I am making a simple app with in app purchases as subscriptions
…
As of now i have not used any way to secure my app thinking that things are inbuild in kodular and further added by google
…
I am new in this field. Just was going through community about certain security extensions like hack Secure 4.1
…
If some one can guide what basic types of hacking which can be carried out on my app and prefered extension to use them
…
I have 2 fears
Can someone after downloading apk from Google, hack it and change the package name and republish with his account
Can someone remove the subscription part of the app and make free trial to premium
…
Are these things simple and do i need to do use any extension to gaurd against this
…
Thank you
Use phone number authentication to register or login to use your app, then someone can’t open app without login, and also login will failed if app is rebuild
@Taifun
If you can give your expert advice on this.
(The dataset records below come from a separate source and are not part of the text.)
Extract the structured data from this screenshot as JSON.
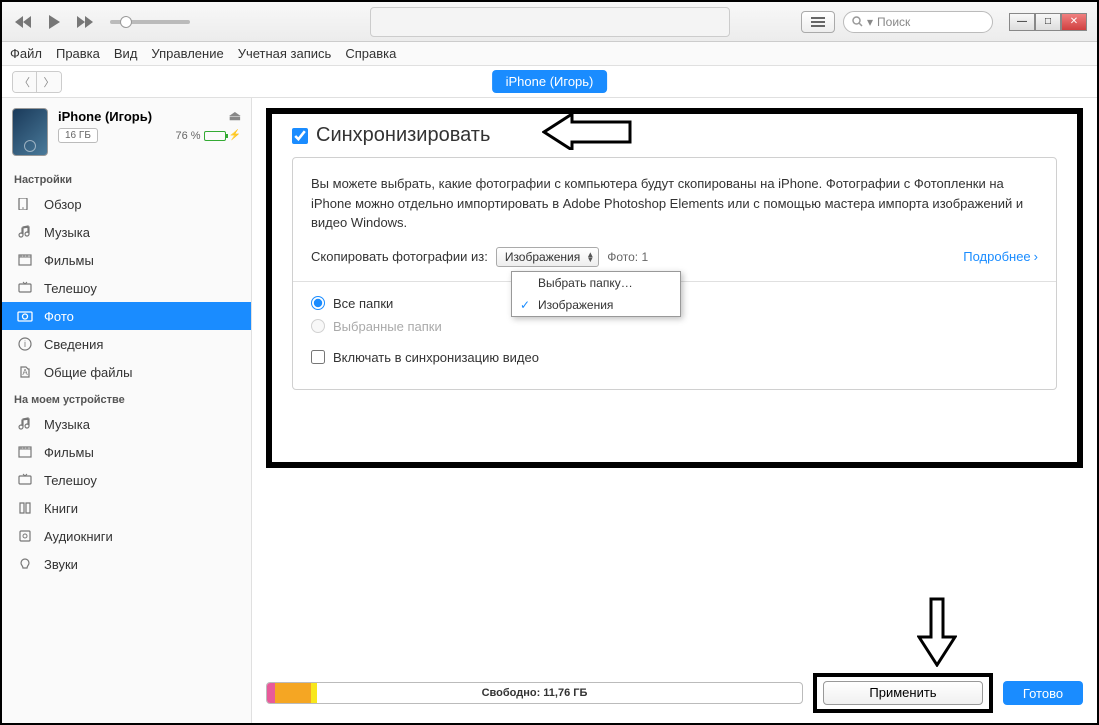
{
  "toolbar": {
    "search_placeholder": "Поиск"
  },
  "menu": {
    "file": "Файл",
    "edit": "Правка",
    "view": "Вид",
    "controls": "Управление",
    "account": "Учетная запись",
    "help": "Справка"
  },
  "device_tab": "iPhone (Игорь)",
  "device": {
    "name": "iPhone (Игорь)",
    "storage": "16 ГБ",
    "battery_percent": "76 %"
  },
  "sidebar": {
    "settings_title": "Настройки",
    "settings": [
      {
        "label": "Обзор"
      },
      {
        "label": "Музыка"
      },
      {
        "label": "Фильмы"
      },
      {
        "label": "Телешоу"
      },
      {
        "label": "Фото"
      },
      {
        "label": "Сведения"
      },
      {
        "label": "Общие файлы"
      }
    ],
    "ondevice_title": "На моем устройстве",
    "ondevice": [
      {
        "label": "Музыка"
      },
      {
        "label": "Фильмы"
      },
      {
        "label": "Телешоу"
      },
      {
        "label": "Книги"
      },
      {
        "label": "Аудиокниги"
      },
      {
        "label": "Звуки"
      }
    ]
  },
  "content": {
    "sync_title": "Синхронизировать",
    "description": "Вы можете выбрать, какие фотографии с компьютера будут скопированы на iPhone. Фотографии с Фотопленки на iPhone можно отдельно импортировать в Adobe Photoshop Elements или с помощью мастера импорта изображений и видео Windows.",
    "copy_label": "Скопировать фотографии из:",
    "dropdown_selected": "Изображения",
    "dropdown_options": [
      "Выбрать папку…",
      "Изображения"
    ],
    "photo_count": "Фото: 1",
    "more_link": "Подробнее",
    "radio_all": "Все папки",
    "radio_selected": "Выбранные папки",
    "include_video": "Включать в синхронизацию видео"
  },
  "bottom": {
    "free_space": "Свободно: 11,76 ГБ",
    "apply": "Применить",
    "done": "Готово"
  }
}
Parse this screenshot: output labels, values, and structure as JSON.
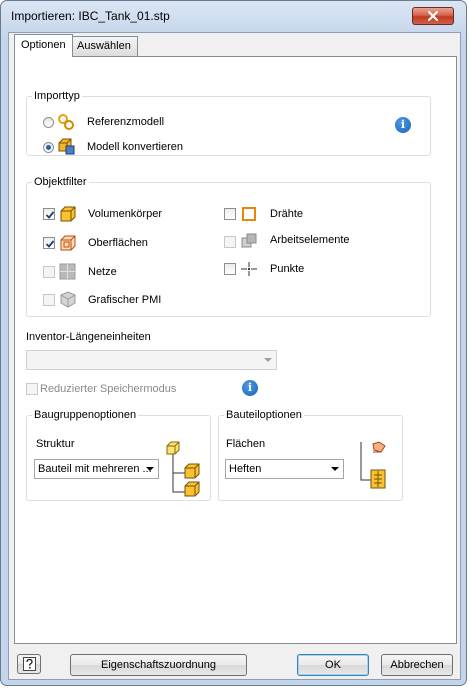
{
  "window": {
    "title": "Importieren: IBC_Tank_01.stp"
  },
  "tabs": [
    {
      "label": "Optionen"
    },
    {
      "label": "Auswählen"
    }
  ],
  "importtyp": {
    "legend": "Importtyp",
    "options": [
      {
        "label": "Referenzmodell",
        "selected": false,
        "icon": "reference-chain-icon"
      },
      {
        "label": "Modell konvertieren",
        "selected": true,
        "icon": "convert-model-icon"
      }
    ]
  },
  "objektfilter": {
    "legend": "Objektfilter",
    "items": [
      {
        "label": "Volumenkörper",
        "checked": true,
        "enabled": true,
        "icon": "solid-body-icon"
      },
      {
        "label": "Oberflächen",
        "checked": true,
        "enabled": true,
        "icon": "surface-icon"
      },
      {
        "label": "Netze",
        "checked": false,
        "enabled": false,
        "icon": "mesh-icon"
      },
      {
        "label": "Grafischer PMI",
        "checked": false,
        "enabled": false,
        "icon": "pmi-icon"
      },
      {
        "label": "Drähte",
        "checked": false,
        "enabled": true,
        "icon": "wire-icon"
      },
      {
        "label": "Arbeitselemente",
        "checked": false,
        "enabled": false,
        "icon": "work-feature-icon"
      },
      {
        "label": "Punkte",
        "checked": false,
        "enabled": true,
        "icon": "point-icon"
      }
    ]
  },
  "units": {
    "label": "Inventor-Längeneinheiten",
    "value": ""
  },
  "reduced_memory": {
    "label": "Reduzierter Speichermodus",
    "checked": false,
    "enabled": false
  },
  "assembly": {
    "legend": "Baugruppenoptionen",
    "structure_label": "Struktur",
    "structure_value": "Bauteil mit mehreren ..."
  },
  "part": {
    "legend": "Bauteiloptionen",
    "surfaces_label": "Flächen",
    "surfaces_value": "Heften"
  },
  "footer": {
    "help_icon": "help-icon",
    "mapping_button": "Eigenschaftszuordnung",
    "ok_button": "OK",
    "cancel_button": "Abbrechen"
  },
  "colors": {
    "accent": "#2f5ea8",
    "icon_orange": "#e8850e",
    "close_red": "#c0391f"
  }
}
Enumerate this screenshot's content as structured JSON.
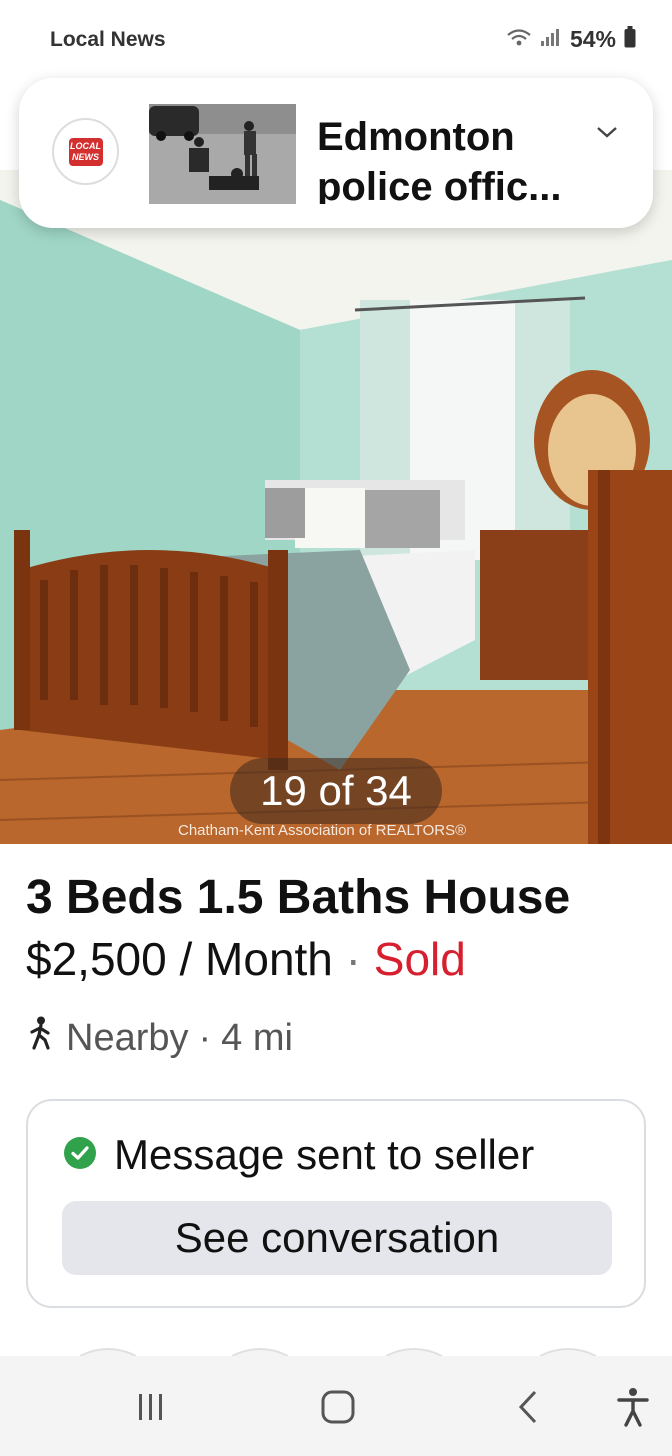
{
  "status_bar": {
    "app_name": "Local News",
    "battery": "54%"
  },
  "news_card": {
    "logo_text": "LOCAL NEWS",
    "headline": "Edmonton police offic..."
  },
  "photo": {
    "counter": "19 of 34",
    "watermark": "Chatham-Kent Association of REALTORS®"
  },
  "listing": {
    "title": "3 Beds 1.5 Baths House",
    "price": "$2,500 / Month",
    "separator": " · ",
    "status": "Sold",
    "status_color": "#d6202f",
    "nearby_label": "Nearby",
    "distance": "4 mi"
  },
  "message_card": {
    "status_text": "Message sent to seller",
    "check_color": "#31a24c",
    "button_label": "See conversation"
  },
  "nav_bar": {
    "icons": [
      "recent-apps-icon",
      "home-icon",
      "back-icon",
      "accessibility-icon"
    ]
  }
}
I have used your billing extension for using subscription
Kept things simpler as you have given in example in the billing extension
Acknowledge purchases : your app must consume or acknowledge all purchases. This is a new feature Google added into the Billing library to prevent fraud. If you don’t consume or acknowledge a purchase within three days, Google automatically revokes the purchase and refunds the user.
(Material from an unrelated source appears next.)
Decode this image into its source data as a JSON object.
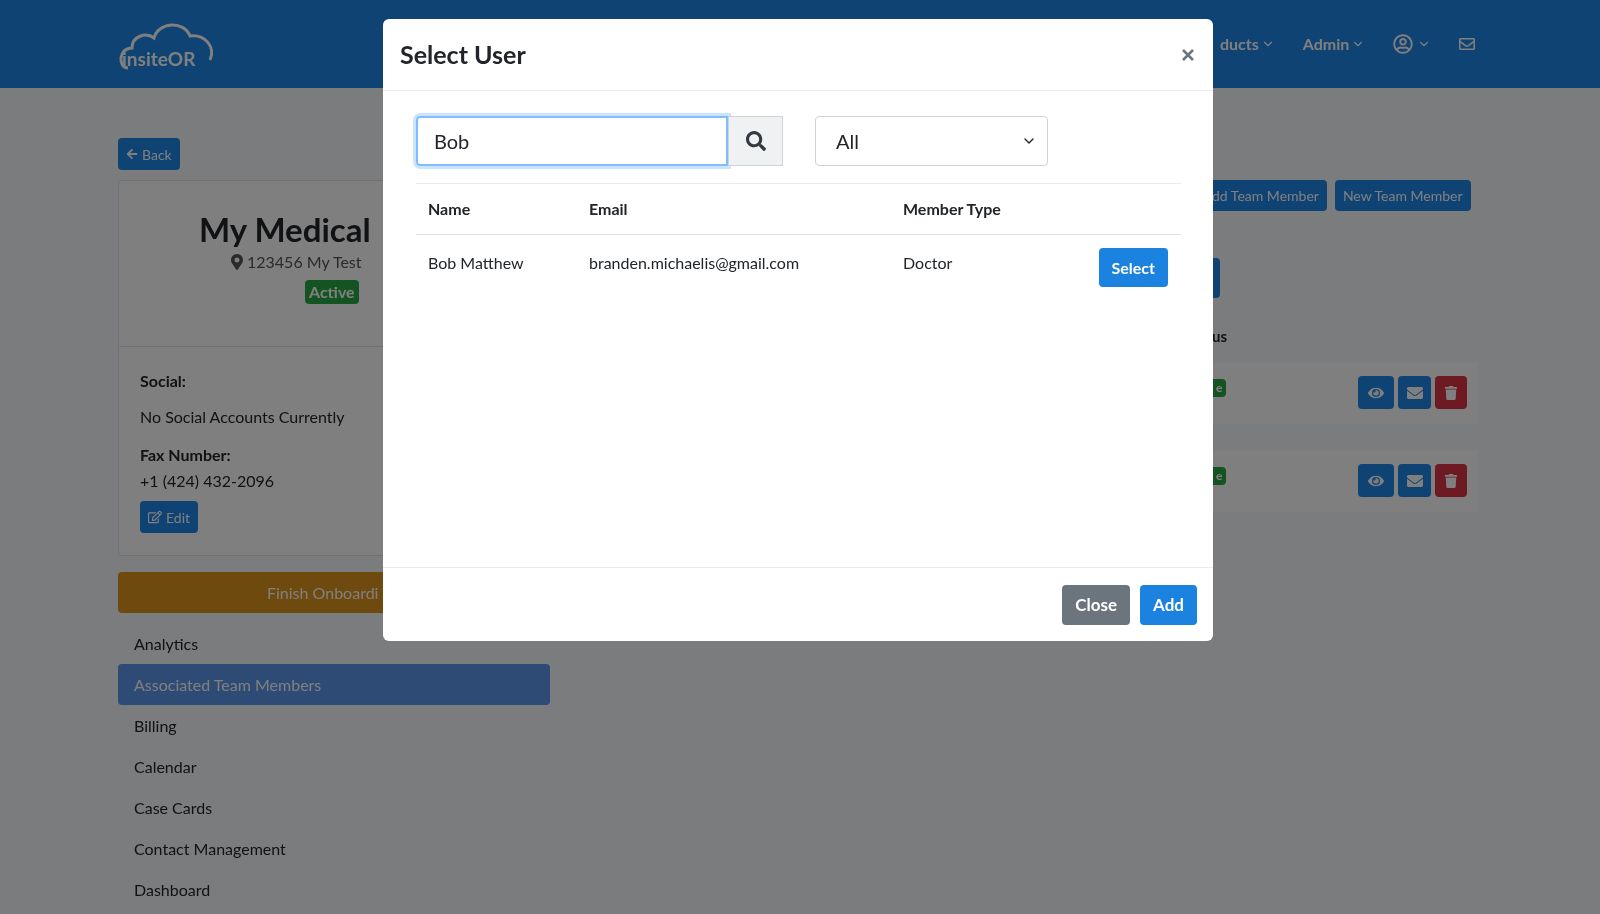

If your app has a validating server component, you should only acknowledge a purchase after successfully validating it.
Verifying purchases is not required, but is considered a best practice when selling in-app products. For more about how to fight fraudulent purchases, check out chapter Verify purchases before granting entitlements in the Fight fraud and abuse page and chapter Processing Purchases in the Integrate the Google Play Billing Library into your app page.
After verifying the purchase, your app then needs to acknowledge the purchase.
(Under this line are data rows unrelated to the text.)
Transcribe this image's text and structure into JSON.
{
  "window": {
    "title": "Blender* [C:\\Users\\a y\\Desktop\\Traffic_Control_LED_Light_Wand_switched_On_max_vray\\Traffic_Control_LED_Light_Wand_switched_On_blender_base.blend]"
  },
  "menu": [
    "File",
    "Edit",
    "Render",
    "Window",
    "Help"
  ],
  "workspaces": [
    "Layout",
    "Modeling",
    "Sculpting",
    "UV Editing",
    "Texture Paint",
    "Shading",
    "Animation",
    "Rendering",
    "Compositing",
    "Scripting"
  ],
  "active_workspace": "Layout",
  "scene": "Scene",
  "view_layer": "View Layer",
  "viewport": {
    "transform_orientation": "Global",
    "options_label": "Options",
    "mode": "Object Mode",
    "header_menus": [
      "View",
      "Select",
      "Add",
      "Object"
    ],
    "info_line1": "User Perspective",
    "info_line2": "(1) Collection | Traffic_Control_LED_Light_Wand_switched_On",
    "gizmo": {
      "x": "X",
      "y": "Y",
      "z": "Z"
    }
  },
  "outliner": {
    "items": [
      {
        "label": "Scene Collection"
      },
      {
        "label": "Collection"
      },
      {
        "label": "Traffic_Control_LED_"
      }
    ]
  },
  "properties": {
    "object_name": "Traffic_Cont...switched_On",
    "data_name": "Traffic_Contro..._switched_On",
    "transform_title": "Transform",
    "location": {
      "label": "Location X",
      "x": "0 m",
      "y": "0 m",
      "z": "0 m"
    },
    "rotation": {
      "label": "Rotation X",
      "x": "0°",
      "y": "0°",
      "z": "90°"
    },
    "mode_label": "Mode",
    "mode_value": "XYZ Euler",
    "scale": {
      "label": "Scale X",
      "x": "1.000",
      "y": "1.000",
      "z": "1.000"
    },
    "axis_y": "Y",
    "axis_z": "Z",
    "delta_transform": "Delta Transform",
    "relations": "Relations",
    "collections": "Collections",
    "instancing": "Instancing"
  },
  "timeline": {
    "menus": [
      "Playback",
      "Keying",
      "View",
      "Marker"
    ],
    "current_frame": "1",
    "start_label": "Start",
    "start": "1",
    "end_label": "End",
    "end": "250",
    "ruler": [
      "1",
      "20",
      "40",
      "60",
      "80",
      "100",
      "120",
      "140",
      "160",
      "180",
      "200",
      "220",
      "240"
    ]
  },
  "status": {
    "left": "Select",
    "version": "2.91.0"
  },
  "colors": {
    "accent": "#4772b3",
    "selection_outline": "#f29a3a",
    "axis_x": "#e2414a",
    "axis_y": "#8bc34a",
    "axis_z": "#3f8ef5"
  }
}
How the billing extension can help: If you decide to not verify the purchase, you can use the AutoAcknowledge feature of the extension to automatically acknowledge after purchasing. If you choose the verify the purchase, use the PurchaseUpdated event to get the purchase token and follow chapter Verify purchases before granting entitlements in the Fight fraud and abuse page. After successful verification then use method Acknowledge together with the purchase token to acknowledge the purchse.